It’s a good day for reflecting so I’m looking back at the goals I’ve set for myself for the year, the habits I hope to cultivate and the planning I’m doing in order to make it all happen.

I tend to think big. I’m a great idea person and brainstorming is like crack to me, I get so excited by the many possibilities and think I can and should be able to do it all. And maybe I can, just not all at the same time. So this year I’m writing down all those great ideas and then picking a few for the year and then, breaking it down even further, picking a few for the first quarter and then for the first month. From there it goes to daily and then hourly.

When I worked in the corporate world we called this making a plan for the plan.
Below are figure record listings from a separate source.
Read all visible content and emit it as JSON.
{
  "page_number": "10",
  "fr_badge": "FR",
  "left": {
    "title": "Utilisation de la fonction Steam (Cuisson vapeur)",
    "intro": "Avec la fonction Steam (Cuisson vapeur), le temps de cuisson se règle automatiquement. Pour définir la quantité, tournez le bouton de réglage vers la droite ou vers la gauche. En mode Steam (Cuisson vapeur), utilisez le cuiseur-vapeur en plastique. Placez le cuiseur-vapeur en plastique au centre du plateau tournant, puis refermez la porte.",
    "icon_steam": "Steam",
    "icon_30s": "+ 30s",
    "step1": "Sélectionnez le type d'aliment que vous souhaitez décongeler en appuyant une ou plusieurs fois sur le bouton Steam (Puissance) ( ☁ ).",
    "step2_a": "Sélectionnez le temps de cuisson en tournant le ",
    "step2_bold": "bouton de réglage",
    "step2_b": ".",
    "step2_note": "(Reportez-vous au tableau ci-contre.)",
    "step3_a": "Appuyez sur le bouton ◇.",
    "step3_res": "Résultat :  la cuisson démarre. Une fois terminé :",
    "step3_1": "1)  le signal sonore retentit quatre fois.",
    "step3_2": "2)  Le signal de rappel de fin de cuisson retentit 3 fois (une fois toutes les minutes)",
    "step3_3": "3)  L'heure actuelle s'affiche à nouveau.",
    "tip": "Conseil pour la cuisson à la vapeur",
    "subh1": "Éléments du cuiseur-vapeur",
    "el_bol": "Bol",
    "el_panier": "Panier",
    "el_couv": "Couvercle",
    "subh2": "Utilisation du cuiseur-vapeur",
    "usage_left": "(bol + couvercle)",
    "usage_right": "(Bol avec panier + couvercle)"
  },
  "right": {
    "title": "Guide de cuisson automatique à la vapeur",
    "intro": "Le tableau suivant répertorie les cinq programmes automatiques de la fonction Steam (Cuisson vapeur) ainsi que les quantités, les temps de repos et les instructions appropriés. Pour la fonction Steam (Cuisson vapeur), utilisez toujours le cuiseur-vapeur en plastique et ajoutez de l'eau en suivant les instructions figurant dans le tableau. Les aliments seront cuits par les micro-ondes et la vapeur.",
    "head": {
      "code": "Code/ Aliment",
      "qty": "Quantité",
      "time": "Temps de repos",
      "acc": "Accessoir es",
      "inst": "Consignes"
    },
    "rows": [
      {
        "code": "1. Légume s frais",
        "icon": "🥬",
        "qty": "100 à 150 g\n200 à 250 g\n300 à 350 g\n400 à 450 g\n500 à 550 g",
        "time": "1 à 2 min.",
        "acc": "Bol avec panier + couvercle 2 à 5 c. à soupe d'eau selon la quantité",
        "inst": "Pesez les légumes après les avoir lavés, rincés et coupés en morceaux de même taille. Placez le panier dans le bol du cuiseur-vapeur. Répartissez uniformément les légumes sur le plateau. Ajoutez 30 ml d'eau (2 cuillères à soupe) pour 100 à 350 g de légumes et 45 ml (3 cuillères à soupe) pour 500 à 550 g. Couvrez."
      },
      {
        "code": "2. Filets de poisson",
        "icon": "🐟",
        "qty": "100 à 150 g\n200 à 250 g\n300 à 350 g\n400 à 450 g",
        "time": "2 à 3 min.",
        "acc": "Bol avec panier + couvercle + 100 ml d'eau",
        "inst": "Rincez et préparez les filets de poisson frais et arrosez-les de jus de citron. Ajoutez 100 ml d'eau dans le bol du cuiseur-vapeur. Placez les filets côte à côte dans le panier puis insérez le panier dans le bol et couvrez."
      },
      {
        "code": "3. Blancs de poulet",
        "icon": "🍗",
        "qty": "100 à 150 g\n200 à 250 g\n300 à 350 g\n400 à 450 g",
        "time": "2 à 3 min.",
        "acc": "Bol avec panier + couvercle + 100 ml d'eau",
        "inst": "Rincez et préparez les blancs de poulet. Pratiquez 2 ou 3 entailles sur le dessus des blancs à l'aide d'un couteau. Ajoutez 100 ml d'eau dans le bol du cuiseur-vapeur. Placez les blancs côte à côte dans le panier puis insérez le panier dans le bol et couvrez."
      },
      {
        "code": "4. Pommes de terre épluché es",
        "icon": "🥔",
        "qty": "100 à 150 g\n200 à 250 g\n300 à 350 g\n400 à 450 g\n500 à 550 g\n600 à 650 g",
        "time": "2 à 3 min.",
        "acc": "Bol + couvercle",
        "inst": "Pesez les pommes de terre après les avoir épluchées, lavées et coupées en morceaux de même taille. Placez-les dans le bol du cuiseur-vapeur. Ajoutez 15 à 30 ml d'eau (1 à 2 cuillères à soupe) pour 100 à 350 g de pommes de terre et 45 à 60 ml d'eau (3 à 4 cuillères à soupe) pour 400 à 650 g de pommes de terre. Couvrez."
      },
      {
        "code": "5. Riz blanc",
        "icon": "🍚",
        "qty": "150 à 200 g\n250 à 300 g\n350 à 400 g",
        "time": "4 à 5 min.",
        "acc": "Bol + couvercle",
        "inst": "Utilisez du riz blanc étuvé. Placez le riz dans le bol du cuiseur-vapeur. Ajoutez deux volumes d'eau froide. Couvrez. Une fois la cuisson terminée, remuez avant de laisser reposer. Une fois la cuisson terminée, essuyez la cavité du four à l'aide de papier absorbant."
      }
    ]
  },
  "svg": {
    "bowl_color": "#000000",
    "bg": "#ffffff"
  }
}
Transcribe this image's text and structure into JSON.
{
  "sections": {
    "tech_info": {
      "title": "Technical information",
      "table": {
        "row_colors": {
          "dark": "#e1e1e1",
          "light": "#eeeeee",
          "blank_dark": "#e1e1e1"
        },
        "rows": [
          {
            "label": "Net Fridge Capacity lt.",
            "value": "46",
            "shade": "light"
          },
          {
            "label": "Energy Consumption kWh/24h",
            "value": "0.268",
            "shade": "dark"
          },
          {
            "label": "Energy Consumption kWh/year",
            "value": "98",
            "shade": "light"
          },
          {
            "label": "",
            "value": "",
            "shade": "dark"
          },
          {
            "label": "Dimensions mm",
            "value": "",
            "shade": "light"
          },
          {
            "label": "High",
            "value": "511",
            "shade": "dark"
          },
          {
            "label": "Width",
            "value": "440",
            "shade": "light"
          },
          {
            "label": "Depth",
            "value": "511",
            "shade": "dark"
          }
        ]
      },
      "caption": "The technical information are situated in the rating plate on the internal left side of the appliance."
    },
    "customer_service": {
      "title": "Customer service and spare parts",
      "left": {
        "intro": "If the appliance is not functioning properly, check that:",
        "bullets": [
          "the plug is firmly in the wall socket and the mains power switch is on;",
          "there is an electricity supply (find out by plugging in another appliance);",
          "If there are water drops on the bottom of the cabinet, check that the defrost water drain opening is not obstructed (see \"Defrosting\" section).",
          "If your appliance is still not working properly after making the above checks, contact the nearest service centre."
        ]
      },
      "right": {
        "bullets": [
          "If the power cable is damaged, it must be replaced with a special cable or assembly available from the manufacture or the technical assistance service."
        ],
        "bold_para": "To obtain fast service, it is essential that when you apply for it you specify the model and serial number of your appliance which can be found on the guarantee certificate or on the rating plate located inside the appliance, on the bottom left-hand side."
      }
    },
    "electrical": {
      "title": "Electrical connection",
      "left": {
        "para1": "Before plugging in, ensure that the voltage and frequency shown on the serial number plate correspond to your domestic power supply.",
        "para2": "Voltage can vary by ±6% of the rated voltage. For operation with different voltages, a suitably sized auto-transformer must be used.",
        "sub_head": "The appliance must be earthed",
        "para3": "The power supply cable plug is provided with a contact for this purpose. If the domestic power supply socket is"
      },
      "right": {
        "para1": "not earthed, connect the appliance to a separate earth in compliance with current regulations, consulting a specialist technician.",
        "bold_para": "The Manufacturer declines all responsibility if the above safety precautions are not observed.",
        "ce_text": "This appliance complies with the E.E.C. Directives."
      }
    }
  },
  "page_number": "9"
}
I used to laugh at it. We’d fly people in from all over the world and then we’d spend a week or two in one of the giant conference rooms making plans for the plans. We had giant pads of paper on easels around the room, maybe 20 of them, and each group would brainstorm around various topics then tear off the paper and tape it to the wall. Then they’d rotate to the next topic and another group would come in and brainstorm around the same topic the first group just did. Then we’d do it again, combining ideas, filtering them, moving them from group to group. We’d fine comb this several times until finally, at the end of a week or two we had a plan for the plan. A nice overview that the managers could take back to their team, plug into Microsoft Project, and begin to plan in more detail.

There’s a power in planning that I have rarely achieved in my creative life.

But this time, some lessons I’ve always known but rarely applied seem to be sticking. I made a huge dream list. I culled it for must-dos. I organized the list. I picked one project for the first quarter and then broke that project down into daily goals. Finish a rough draft in three months when my writing has been sporadic this last year sounded intimidating. Writing two poems a day for three months makes it sound doable.

So planning is working for me but I think it is working for me because I am making time for it.

Planning to plan. Planning to succeed. I like the sound of that.